The broader, longer term vision includes the creation of a large-scale, dedicated synchrotron-based imaging resource for biology. This ambitious goal would generate petabytes of data for the entire biomedical research community to explore applications for environmental toxicology, drug discovery, and disease diagnostics, among others. A network of synchrotron beamlines would enable the once-impossible goal of high-throughput, standardized whole-organism imaging for multi-investigator phenome projects. The application of artificial intelligence and robotics to this network could enable Dr. Cheng’s team to begin to reach a tantalizing level of knowledge: defining a geometry of life and phenotype across all living things. This foundation would help them gain more comprehensive insight into the function of every vertebrate gene and the full range of change caused by every chemical, for every cell type and every organ system.

Acknowledgments
ORIP thanks Dr. Cheng and his laboratory for their significant contributions in developing this article.

References
1Mohideen MA, Beckwith LG, Tsao-Wu GS, Moore JL, Wong AC, Chinoy MR, Cheng KC. Histology-based screen for zebrafish mutants with abnormal cell differentiation. Dev Dyn. 2003; 228(3): 414-23.

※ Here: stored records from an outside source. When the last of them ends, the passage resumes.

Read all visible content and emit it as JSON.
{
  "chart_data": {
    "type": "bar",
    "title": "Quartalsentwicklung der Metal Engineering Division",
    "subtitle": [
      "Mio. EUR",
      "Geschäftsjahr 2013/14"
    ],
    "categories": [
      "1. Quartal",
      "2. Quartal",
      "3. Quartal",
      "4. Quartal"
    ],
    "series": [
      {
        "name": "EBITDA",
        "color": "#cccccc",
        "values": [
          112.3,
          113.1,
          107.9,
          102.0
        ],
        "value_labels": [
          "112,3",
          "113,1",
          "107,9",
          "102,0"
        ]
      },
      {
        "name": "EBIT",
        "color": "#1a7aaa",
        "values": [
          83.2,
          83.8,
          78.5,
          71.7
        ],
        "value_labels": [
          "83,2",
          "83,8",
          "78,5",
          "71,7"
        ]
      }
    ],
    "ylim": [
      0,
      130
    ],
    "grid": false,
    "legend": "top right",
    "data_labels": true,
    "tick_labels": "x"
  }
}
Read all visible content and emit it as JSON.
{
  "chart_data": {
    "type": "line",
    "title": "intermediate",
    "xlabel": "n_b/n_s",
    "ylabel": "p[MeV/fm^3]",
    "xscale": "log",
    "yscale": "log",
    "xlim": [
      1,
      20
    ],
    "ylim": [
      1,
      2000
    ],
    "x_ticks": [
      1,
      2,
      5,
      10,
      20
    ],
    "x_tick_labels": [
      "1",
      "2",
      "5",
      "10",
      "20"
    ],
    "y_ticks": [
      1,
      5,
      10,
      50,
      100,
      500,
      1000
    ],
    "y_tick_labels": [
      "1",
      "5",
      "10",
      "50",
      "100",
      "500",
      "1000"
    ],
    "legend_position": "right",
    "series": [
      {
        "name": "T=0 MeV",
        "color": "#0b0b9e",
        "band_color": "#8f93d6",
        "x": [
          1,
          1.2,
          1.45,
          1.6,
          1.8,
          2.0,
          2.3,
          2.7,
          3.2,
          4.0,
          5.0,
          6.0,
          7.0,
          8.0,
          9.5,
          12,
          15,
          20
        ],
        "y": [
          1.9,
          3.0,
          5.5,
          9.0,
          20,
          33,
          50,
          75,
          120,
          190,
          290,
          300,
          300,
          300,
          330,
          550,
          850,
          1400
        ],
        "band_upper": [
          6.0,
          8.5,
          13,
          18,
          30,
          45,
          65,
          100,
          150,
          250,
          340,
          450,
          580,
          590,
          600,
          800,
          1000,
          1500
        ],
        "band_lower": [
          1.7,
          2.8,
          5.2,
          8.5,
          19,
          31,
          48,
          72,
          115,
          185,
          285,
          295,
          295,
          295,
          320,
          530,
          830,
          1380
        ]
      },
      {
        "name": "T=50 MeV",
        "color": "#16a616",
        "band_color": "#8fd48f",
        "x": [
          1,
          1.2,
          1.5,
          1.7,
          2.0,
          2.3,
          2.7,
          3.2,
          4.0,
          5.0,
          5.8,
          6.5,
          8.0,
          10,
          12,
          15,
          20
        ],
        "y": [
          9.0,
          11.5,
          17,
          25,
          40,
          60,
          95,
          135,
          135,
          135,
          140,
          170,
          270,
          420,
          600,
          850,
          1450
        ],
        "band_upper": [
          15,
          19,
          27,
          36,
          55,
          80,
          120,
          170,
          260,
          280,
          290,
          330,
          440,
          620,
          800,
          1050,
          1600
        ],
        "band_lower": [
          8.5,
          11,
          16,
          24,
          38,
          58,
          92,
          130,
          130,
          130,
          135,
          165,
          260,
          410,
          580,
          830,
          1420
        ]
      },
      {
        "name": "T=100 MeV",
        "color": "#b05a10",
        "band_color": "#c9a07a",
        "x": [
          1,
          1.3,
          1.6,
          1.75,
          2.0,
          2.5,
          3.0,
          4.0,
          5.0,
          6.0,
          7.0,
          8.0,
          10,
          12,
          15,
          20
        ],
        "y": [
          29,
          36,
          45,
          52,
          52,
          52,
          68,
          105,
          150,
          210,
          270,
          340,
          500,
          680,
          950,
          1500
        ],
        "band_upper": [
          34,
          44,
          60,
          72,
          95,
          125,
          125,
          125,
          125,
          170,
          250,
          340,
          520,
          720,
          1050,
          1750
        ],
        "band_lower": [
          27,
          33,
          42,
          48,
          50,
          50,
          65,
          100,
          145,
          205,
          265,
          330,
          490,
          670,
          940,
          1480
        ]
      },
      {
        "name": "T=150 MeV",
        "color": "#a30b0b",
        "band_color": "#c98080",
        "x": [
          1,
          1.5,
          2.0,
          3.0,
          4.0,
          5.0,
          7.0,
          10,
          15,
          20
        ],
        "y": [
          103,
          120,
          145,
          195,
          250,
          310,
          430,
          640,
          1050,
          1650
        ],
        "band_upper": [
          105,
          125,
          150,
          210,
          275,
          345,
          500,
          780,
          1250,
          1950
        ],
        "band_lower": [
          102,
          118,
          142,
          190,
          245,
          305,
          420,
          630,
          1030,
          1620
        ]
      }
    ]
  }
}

2Cheng KC, Xin X, Clark DP, La Riviere P. Whole-animal imaging, gene function, and the Zebrafish Phenome Project. Curr Opin Genet Dev. 2011; 21(5): 620-9.
3Cheng KC, Katz SR, Lin AY, Xin X, Ding Y. Whole-Organism Cellular Pathology: A Systems Approach to Phenomics. Adv Genet. 2016;95: 89-115.
4Ding Y, Vanselow DJ, Yakovlev MA, Katz SR, Lin AY, Clark DP, Vargas P, Xin X, Copper JE, Canfield VA, Ang KC, Wang Y, Xiao X, De Carlo F, van Rossum DB, La Riviere P, Cheng KC. Computational 3D histological phenotyping of whole zebrafish by X-ray histotomography. eLife. 2019;8. pii: e44898.